The past 18 months has seen UCAS accelerate its ambition to be the go-to place for higher education data-driven insights. We’ve published no fewer than ten policy reports during this period, sharing our insight to drive positive change. One such report was our deep-dive into nursing, ‘Next Steps: Who are the ‘future nurses’?’ The report, published in January 2022 in partnership with Health Education England (HEE), painted a picture of the next generation of nurses who have been inspired by the pandemic.
Rather than filing these reports into the data archives, we want to ensure their longevity and utility. That’s why, last week, UCAS took the opportunity to host a roundtable event, in conjunction with regional nursing specialists from the South West. With thanks to the 40+ colleagues who attended – the learnings were fivefold.
1. The data story - rising demand masks regional inequalities
The report illustrated how demand for nursing education and training skyrocketed during the pandemic, with more than 56,000 people embarking upon their individual journeys to becoming a nurse. Whilst the most data has shown a slight drop-off in demand, figures released 28 days after results day show that demand for nursing courses in England is still 20% above pre-pandemic (2019) levels.
Nevertheless, UCAS research also highlights how the regional picture is more complex. Over the past five years, the South East and South West have consistently experienced a net loss in nursing students. In 2021, this amounted to a proportional net loss of -19% (South East) and -12% (South West). This, coupled with lower regional application rates is contributing to challenges related to the supply of nurses in the South of England. So, what can be done about this?
2. Finance and cost
The current cost of living crisis simply cannot be ignored. Whilst there are deep, systemic issues that are not unique to nursing, such as the rising costs of petrol and accommodation, it is also the case that for some, awareness (not availability) of financial assistance is the challenge. Here, UCAS can help by promoting and highlighting the existence of the Learning Support Fund and other bursaries.

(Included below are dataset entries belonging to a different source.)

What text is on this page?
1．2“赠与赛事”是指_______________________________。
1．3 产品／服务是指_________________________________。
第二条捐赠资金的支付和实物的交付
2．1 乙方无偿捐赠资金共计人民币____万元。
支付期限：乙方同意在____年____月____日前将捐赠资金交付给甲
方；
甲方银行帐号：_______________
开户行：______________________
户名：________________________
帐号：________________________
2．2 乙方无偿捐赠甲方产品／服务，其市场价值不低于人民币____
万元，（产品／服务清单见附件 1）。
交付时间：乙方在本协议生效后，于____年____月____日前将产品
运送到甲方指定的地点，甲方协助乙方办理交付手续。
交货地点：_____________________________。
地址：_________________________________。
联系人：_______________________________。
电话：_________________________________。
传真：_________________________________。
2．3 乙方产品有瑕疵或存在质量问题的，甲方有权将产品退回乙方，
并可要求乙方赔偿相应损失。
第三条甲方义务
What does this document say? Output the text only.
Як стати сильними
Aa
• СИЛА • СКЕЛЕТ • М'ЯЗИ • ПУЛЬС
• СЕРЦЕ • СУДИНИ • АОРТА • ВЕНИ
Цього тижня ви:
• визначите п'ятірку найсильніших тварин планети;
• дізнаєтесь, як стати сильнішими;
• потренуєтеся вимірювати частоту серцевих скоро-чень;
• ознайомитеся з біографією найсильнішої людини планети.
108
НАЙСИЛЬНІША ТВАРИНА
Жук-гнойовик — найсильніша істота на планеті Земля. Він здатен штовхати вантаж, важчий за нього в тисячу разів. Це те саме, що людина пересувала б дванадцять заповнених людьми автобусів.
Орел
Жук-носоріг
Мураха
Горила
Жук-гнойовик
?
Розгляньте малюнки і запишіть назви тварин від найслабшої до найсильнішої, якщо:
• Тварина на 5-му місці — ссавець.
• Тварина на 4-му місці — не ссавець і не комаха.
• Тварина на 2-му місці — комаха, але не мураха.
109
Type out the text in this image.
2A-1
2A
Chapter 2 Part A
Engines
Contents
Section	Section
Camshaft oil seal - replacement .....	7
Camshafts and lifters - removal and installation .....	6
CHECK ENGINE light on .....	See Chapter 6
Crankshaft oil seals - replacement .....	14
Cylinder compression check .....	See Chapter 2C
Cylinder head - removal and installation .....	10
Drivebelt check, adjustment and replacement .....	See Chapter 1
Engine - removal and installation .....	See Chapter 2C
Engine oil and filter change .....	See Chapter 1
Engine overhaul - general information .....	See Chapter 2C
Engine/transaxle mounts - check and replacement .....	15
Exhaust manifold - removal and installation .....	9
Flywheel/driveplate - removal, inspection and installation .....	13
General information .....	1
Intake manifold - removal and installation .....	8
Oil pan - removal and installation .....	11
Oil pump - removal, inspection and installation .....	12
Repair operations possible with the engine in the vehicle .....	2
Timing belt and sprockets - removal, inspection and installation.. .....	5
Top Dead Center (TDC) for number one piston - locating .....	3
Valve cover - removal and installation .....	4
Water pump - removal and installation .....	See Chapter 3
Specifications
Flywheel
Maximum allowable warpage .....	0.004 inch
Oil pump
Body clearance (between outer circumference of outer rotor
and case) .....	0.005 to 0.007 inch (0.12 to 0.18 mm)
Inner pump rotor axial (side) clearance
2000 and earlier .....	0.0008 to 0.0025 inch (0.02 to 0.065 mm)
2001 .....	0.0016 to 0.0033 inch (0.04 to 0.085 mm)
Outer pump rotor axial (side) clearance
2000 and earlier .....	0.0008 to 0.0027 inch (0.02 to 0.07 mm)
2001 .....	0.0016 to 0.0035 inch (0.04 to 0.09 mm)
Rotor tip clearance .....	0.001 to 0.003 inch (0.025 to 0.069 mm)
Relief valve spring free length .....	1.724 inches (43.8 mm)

3. Placement flexibility and experience
Our January research highlighted the nervousness some applicants felt about their placement experience, with one respondent remarking, ‘I’m very excited but slightly nervous as my clinical work experience was cancelled due to COVID’. Within the South West specifically, work is underway through the integrated care systems (ICSs) to enable greater consistency and quality of experience. For UCAS, we can play our part by working with HEE and the NHS to design ‘drop-in’ sessions focused on practice placements as part of our nationwide programme of events and exhibitions, attended by c.150,000 young people each year.
4. Balancing supply with demand
UCAS projects the 2026 cycle could see almost one million applicants – around 25% more than in 2021. When we adjust this forecast for nursing, based on the average proportion of applicants to nursing in each age group, we find that annual demand could exceed 50,000 – an 8% increase on the current figure – but this increased demand will present challenges to the current architecture.
In the South West, the challenge is acute – 4% of firm choices to providers in the South West are for nursing courses, compared to 9% in the East of England – however, plans are afoot. One example is increased flexibility in provision, with universities and colleges developing multiple intakes beyond the traditional September start – this has a knock-on benefit of easing pressure on placement providers in that autumn period. In addition, new provision is being established in identified cold spots with nursing degrees available in Somerset for the first time ever.
5. Ensuring that expectations match experiences, across vocational and academic routes
UCAS research shows that nursing is leading the way for vocational and technical pathways both into and within the profession, with three quarters of nursing applicants holding vocational and technical qualifications, compared to two in five of all applicants. Nonetheless, more can certainly be done to support the c.50% of individuals who apply, but ultimately are not placed onto nursing undergraduate degrees – for these individuals, accessing a Trainee Nursing Associate may be the right route to achieving their desired outcome. Supporting individuals in understanding and navigating the myriad of pathways is so important.
As set out in the NHS long-term plan, the next decade will see a transformation within health and care. This must be underpinned by a motivated workforce, which is equipped for the new landscape. Today’s Year 10 students are the cohort of 2026. It is by ensuring that these individuals are not beset by archaic misconceptions of what it means to be a nurse, but are resilient to its challenges and opportunities, that we will build our workforce of the future, both across the Southwest and nationwide.